Muncie worked with the Boys & Girls Clubs of America. In 1997, he established the Chuck Muncie Youth Foundation in Antioch, California. The nonprofit organization mentored at-risk youth and provided free medical services, childhood immunizations, tattoo removal for gang members, and camps for chronically ill children. Muncie also led a program that mentored athletes at his alma mater in Berkeley.
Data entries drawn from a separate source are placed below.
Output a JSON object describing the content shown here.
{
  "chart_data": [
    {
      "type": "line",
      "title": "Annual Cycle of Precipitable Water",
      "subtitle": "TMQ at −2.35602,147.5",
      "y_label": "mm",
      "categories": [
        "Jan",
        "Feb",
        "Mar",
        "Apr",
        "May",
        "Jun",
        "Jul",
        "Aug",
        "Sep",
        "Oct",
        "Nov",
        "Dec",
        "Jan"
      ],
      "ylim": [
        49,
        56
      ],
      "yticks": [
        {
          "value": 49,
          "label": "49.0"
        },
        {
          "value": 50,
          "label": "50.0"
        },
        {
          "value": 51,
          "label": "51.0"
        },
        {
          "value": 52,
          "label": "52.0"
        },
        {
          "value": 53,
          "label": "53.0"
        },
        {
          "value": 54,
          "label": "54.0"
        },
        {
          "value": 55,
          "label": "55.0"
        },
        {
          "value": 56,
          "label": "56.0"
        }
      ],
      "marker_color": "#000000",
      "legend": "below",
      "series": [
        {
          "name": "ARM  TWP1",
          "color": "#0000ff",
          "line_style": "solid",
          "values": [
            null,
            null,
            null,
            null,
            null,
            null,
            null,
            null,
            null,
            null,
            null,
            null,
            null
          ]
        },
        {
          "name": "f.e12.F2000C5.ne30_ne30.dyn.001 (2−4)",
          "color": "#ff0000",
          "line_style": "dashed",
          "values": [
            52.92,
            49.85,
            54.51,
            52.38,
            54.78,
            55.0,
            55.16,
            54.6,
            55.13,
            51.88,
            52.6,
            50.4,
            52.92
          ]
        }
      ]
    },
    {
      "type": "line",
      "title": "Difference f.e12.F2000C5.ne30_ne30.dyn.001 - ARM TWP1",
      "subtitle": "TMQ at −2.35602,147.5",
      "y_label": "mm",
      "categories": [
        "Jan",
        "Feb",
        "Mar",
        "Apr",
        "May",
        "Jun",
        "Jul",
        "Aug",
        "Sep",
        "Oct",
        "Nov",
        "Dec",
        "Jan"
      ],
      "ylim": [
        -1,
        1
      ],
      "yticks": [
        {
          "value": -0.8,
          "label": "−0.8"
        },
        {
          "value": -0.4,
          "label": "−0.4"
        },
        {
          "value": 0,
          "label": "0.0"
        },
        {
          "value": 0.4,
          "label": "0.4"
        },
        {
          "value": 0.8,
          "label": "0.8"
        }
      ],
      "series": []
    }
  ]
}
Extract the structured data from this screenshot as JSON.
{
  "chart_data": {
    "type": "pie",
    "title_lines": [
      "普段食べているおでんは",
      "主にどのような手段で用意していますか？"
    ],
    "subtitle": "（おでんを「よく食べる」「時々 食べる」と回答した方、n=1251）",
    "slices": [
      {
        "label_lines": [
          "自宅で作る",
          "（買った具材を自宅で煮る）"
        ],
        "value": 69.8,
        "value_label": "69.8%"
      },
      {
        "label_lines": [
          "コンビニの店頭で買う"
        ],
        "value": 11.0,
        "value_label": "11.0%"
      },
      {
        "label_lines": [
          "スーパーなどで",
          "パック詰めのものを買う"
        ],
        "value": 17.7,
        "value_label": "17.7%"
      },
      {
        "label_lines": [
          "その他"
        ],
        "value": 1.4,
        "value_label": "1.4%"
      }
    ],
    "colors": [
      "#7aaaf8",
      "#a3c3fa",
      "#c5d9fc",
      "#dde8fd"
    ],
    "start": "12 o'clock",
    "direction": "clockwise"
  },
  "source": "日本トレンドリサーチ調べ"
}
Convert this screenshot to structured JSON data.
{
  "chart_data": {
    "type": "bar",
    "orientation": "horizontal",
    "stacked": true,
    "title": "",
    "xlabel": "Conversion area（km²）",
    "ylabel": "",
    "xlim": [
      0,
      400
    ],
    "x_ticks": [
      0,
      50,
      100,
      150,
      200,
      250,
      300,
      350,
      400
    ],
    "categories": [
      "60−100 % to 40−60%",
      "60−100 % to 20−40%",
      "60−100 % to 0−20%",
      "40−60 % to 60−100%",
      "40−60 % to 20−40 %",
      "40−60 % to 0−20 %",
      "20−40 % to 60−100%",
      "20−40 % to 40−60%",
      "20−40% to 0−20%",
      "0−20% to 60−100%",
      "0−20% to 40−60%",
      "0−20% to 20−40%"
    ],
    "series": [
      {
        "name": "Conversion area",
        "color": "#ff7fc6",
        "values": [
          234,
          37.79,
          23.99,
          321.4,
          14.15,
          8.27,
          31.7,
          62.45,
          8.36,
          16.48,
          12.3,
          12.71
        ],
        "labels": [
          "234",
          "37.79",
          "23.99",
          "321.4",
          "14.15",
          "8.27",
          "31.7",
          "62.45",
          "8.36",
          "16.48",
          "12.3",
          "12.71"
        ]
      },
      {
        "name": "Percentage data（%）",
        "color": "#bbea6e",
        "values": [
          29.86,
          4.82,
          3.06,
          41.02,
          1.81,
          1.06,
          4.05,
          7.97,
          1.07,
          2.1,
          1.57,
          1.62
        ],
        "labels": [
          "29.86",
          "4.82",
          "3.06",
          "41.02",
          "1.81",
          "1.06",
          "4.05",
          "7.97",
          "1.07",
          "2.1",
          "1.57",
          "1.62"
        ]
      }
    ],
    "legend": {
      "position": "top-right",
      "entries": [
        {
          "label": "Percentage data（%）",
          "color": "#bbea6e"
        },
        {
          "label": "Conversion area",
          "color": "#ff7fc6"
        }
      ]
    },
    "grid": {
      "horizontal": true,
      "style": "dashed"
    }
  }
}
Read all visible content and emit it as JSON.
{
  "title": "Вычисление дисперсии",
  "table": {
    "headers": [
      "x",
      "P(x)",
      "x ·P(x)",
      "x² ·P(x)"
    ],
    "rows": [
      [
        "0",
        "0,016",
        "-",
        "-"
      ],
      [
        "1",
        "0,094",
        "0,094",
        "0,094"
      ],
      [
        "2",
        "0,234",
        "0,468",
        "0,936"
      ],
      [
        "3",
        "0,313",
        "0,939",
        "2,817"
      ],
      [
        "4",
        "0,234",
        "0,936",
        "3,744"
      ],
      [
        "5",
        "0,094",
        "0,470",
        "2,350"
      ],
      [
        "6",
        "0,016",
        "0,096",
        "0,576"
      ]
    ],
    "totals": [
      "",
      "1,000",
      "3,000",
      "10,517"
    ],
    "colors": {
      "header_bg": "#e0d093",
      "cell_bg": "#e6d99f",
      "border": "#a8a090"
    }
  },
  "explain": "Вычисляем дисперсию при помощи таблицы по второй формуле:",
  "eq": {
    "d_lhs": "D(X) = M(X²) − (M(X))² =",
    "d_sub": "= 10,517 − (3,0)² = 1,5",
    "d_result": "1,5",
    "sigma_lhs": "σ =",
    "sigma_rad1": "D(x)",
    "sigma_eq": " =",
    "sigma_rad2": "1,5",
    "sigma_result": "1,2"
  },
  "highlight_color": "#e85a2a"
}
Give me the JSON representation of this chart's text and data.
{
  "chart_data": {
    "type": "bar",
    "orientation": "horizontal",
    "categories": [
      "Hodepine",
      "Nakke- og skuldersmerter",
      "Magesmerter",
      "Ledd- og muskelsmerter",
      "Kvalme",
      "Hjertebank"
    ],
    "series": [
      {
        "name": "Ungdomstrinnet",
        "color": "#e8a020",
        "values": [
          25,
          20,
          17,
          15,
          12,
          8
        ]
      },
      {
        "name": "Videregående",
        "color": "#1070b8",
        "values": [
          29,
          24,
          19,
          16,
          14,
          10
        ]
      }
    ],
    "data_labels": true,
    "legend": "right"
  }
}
In his later years, he also ran a recruiting service evaluating high school football players. "Everything I did and everything I went through in my life has allowed me to do the things I'm doing now," Muncie said.

He died of a heart attack on May 13, 2013, in Perris, California, near Los Angeles.

==Personal life==
Muncie was married to Robyn Hood. He had one daughter, Danielle Ward.

Muncie's other siblings spell their surname as "Munsey". According to George Von Benko, the executive co-chairman and co-founder of Fayette County Sports Hall of Fame, Muncie's father used various names to avoid paying bills, and used "Muncie" on hospital forms when Muncie was born. Muncie's three brothers also played professional football. George Munsey was on the taxi squad for the Minnesota Vikings, Bill Munsey played running back for the British Columbia Lions in the Canadian Football League, and Nelson Munsey was a cornerback for the Baltimore Colts.